Lest you think Brooklyn is a land where cupcakes grow wild amidst newly sprouted luxury condominiums, know that there is new Brooklyn and real Brooklyn. In new Brooklyn, the word “artisanal” is used to describe yarn, pickles, moonshine, pound cake, soda, mayonnaise, and pencil sharpening.
In real Brooklyn, artisanal products are gravestones, iron gates, tire rims, and pizza.
Case in point, L&B Spumoni Gardens in Bensonhurst/Gravesend, nowhere near Bedford Avenue or the Brooklyn Flea. Sorry Caleb, this story isn’t for you. Nunzio, pull up a chair.
Recently name-dropped in the sidesplitting Funny or Die clip “Bensonhurst Spelling Bee,” Spumoni Gardens began as Ludovico Barbati’s horse-drawn ice cream cart, grew into a luncheonette, and 73 years later is owned and operated by the fourth generation of Barbati’s family. It’s real Brooklyn in full bloom, with sanitation workers, cops, goodfellas, and hungry afterschool kids eating outside in the sun on metal picnic tables.
Of course, you must have spumoni, a dessert which embodies the very ethos and Latin origin of the word artisanal. Spumoni is molded ice cream in two or three flavors with alternating layers of whipped cream flavored with rum, candied fruit, or nuts. Often, the ice cream itself is lightened with whipping cream or egg whites.
Barbati learned the art of spumoni from an Italian baker and began making his own in a garage not far from Coney Island. He then sold it from his cart until he was able to buy a vacant spot on 86th Street in Brooklyn. Needing help, he asked his fellow Italian immigrants, bricklayers, carpenters, and cement workers, to build him a workspace and store for his spumoni. Two extra buildings later, the business has widely expanded, but the recipes remain traditional.
The menu, whether you order from the counter and eat outside or dine in at the luncheonette, is orthodox Italian-American fare: marsala, francese, marinara, piccata, parmigiana, and fra diavolo. Spumoni Gardens boasts a “Notte Di Natale” sauce of lobster, scallops, and shrimp, which is a year-round ode to the traditional Neapolitan Christmas Eve fish dinner, and a broccoli rabe side dish, a bitter green only an Italian could love.
Arancini, or “rice balls” as they are simply called at Spumoni Gardens, are the nexus of old Sicily and real Brooklyn.

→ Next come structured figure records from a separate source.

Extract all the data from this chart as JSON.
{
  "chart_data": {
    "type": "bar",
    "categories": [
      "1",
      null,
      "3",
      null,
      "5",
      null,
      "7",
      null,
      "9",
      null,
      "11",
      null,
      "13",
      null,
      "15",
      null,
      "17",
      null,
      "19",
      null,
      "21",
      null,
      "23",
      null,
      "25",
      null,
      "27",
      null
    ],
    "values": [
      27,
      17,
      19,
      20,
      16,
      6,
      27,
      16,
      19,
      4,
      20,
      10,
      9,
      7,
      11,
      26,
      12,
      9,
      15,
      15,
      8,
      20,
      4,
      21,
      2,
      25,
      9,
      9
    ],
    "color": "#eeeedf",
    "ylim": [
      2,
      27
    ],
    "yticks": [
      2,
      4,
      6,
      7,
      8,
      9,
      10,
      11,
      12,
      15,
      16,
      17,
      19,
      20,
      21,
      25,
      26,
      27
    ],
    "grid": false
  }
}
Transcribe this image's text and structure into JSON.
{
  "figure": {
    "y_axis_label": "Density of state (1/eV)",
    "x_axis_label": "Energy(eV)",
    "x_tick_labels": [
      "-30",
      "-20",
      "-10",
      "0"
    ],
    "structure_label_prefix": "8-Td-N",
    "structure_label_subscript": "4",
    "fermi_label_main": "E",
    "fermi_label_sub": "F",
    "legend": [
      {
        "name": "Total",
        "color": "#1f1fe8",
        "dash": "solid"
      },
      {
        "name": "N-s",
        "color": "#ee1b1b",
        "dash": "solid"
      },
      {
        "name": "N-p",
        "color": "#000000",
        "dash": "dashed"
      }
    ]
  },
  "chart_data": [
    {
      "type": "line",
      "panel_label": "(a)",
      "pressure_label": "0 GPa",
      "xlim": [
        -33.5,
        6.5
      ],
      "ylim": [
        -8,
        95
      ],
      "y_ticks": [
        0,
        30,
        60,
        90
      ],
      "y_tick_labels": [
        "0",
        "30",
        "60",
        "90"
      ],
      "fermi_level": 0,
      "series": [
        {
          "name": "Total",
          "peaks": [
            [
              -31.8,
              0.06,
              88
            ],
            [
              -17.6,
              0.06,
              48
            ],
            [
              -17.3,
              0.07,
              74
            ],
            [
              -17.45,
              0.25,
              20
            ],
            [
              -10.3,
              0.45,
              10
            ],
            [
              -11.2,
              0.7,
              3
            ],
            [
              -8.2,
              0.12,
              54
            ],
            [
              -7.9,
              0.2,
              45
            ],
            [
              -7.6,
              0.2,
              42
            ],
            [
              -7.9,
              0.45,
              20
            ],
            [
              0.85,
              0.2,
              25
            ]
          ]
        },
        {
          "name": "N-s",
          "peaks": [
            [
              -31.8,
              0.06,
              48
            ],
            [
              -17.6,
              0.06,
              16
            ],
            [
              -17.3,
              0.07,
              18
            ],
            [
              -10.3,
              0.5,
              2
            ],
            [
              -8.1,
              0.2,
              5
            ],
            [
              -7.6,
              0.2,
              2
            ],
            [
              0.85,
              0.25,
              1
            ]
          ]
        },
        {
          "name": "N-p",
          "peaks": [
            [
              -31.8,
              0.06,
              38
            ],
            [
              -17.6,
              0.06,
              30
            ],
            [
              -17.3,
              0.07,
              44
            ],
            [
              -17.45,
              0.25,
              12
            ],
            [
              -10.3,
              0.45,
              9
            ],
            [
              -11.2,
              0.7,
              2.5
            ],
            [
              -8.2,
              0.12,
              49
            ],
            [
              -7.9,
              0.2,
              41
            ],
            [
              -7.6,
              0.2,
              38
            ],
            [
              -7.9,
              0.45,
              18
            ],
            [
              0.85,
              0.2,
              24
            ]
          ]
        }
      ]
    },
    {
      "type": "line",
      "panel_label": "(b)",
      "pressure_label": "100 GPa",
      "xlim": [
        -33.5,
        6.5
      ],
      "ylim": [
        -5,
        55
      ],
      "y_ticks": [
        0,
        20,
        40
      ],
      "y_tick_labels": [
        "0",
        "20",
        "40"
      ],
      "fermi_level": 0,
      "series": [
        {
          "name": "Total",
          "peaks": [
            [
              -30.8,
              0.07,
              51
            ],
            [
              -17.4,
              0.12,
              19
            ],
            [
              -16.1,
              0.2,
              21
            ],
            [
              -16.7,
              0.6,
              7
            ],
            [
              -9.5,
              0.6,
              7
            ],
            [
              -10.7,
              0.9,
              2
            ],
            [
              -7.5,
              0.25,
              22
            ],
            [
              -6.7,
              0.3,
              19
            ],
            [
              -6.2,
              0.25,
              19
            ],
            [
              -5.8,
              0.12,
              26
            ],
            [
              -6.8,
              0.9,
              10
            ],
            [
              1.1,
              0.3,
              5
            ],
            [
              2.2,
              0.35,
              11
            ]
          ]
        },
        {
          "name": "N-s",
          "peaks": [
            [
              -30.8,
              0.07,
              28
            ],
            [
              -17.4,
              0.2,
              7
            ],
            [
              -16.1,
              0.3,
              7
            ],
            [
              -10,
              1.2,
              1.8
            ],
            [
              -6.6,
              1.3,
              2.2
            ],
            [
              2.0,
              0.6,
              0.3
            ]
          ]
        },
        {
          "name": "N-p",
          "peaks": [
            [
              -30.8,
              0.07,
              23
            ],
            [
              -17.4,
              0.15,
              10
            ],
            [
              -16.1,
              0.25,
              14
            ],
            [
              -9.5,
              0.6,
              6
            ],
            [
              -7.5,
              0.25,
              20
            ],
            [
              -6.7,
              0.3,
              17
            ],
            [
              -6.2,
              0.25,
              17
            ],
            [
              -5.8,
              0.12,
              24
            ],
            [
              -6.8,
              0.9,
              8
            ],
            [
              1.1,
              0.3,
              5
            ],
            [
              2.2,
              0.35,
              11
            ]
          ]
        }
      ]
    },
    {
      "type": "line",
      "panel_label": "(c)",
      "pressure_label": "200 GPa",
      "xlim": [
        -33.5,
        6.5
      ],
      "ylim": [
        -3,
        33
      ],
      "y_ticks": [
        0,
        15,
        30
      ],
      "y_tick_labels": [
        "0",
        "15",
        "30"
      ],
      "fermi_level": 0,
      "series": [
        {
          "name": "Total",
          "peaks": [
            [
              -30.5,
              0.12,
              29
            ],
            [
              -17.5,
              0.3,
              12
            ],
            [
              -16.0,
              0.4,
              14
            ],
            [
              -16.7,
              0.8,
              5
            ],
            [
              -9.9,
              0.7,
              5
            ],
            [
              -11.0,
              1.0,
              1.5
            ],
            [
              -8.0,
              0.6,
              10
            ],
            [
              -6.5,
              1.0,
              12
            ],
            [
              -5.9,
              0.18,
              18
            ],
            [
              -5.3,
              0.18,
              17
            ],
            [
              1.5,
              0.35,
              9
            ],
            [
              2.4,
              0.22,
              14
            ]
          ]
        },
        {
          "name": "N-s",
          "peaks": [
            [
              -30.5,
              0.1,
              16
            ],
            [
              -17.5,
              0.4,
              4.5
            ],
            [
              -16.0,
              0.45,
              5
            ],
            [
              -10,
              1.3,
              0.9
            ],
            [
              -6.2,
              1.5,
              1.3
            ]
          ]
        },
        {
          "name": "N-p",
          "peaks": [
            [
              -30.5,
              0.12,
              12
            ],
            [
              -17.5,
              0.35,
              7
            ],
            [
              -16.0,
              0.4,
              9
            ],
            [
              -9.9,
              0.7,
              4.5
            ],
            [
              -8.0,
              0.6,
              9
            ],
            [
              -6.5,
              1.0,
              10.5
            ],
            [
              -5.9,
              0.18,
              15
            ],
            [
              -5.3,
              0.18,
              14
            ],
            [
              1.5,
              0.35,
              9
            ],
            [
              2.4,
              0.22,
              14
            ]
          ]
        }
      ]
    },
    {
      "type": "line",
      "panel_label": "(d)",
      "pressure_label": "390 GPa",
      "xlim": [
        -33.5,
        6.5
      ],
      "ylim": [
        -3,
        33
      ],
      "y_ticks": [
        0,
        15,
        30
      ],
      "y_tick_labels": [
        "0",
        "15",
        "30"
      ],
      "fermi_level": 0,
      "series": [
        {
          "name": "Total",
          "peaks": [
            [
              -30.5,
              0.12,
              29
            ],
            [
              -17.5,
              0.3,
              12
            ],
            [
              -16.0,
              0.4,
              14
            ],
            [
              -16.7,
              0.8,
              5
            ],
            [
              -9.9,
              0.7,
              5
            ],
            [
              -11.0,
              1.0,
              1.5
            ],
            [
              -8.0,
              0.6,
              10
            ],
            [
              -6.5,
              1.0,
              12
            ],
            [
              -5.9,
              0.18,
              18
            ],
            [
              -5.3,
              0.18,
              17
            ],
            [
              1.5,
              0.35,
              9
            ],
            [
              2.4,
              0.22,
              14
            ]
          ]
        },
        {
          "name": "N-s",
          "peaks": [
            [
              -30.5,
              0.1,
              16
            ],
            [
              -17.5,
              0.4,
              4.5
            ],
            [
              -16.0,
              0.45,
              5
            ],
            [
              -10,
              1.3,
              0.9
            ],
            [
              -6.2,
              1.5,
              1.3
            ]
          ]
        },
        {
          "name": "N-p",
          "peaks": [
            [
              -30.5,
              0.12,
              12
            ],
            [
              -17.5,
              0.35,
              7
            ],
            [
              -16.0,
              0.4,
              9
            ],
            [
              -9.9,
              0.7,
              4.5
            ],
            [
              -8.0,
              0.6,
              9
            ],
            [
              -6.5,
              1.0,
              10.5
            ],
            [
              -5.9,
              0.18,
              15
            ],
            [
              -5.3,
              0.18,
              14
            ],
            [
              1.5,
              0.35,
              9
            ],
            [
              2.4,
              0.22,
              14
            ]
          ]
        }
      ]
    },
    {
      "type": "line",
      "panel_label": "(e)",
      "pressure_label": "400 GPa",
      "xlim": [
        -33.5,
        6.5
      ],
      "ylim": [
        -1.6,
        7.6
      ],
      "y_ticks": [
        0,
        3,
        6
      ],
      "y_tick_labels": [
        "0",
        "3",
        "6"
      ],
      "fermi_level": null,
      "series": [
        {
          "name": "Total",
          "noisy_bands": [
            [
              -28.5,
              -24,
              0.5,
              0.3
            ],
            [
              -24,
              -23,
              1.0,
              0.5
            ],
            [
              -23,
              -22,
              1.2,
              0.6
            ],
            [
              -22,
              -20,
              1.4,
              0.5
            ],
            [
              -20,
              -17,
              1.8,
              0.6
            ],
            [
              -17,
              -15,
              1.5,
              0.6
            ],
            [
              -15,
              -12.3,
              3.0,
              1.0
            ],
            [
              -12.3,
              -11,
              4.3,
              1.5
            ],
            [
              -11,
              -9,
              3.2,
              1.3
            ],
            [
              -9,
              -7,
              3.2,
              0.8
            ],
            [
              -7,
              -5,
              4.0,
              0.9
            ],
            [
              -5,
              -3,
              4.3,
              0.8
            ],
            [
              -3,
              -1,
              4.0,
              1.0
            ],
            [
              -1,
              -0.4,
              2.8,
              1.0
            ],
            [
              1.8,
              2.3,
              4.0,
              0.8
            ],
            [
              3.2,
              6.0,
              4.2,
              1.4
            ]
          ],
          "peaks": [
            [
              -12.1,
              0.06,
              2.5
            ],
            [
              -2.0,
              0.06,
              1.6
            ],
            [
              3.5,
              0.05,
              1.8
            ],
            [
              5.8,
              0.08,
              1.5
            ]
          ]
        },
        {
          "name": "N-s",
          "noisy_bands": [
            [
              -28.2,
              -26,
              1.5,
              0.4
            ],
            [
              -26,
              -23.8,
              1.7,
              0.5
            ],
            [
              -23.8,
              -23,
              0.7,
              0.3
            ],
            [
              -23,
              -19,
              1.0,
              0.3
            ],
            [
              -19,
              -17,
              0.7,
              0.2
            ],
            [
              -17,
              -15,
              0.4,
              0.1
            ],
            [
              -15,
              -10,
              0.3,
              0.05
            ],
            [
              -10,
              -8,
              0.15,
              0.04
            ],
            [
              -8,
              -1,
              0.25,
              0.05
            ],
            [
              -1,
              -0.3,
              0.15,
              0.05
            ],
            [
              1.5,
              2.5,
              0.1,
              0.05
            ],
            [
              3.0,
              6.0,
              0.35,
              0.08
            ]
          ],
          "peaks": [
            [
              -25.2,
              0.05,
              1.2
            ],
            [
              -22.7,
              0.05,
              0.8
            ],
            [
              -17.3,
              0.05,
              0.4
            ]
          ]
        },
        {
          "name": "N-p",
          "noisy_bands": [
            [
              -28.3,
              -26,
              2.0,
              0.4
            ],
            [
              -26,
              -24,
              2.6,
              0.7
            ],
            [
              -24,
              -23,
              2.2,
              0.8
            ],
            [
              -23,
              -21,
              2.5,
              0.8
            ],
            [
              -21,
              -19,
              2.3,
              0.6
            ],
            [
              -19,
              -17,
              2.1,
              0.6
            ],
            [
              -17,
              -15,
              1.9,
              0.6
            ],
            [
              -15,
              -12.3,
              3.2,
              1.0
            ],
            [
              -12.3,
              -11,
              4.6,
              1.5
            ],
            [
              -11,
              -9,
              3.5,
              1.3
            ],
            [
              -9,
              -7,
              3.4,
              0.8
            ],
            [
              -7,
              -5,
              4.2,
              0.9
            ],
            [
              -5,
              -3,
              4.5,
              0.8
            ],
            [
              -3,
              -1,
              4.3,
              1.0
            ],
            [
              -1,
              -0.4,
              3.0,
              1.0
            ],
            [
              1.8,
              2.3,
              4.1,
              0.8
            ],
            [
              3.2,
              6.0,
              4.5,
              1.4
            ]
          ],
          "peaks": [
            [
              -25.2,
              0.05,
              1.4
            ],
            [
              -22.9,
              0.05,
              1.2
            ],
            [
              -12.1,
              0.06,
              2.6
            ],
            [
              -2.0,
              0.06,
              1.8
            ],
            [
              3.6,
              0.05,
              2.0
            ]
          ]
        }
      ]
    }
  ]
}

The insides are filled with a delicately composed stuffing of browned ground beef, rice, and peas, and the outside glazed with egg wash and then breaded. Rice balls are then fried to order until golden and crispy and served covered in warm tomato sauce. An order of two costs $4.50.
But really, what Spumoni Gardens is all about is pizza known simply as “square.” (No need to call square pizza Sicilian because most people in Bensonhurst are.) Thousands upon thousands of square pies have been made exactly the same way since the 1950s: a thin layer of mozzarella is placed on the stretched raw dough before the tomato sauce is spread on top. Then the square is finished with a dusting of pecorino romano cheese. Once baked, slices are cut into smaller squares of light, delicate pizza that puffs and crisps in all the right places. Just the right amount of acidity from the tomatoes balances the slight pungency of the sheep’s milk cheese. A corner piece is especially prized.
Artisanal in real Brooklyn means making something the way your ancestors did back in the old country. Sustainable means doing it at a price that doesn’t prohibit those without trust funds.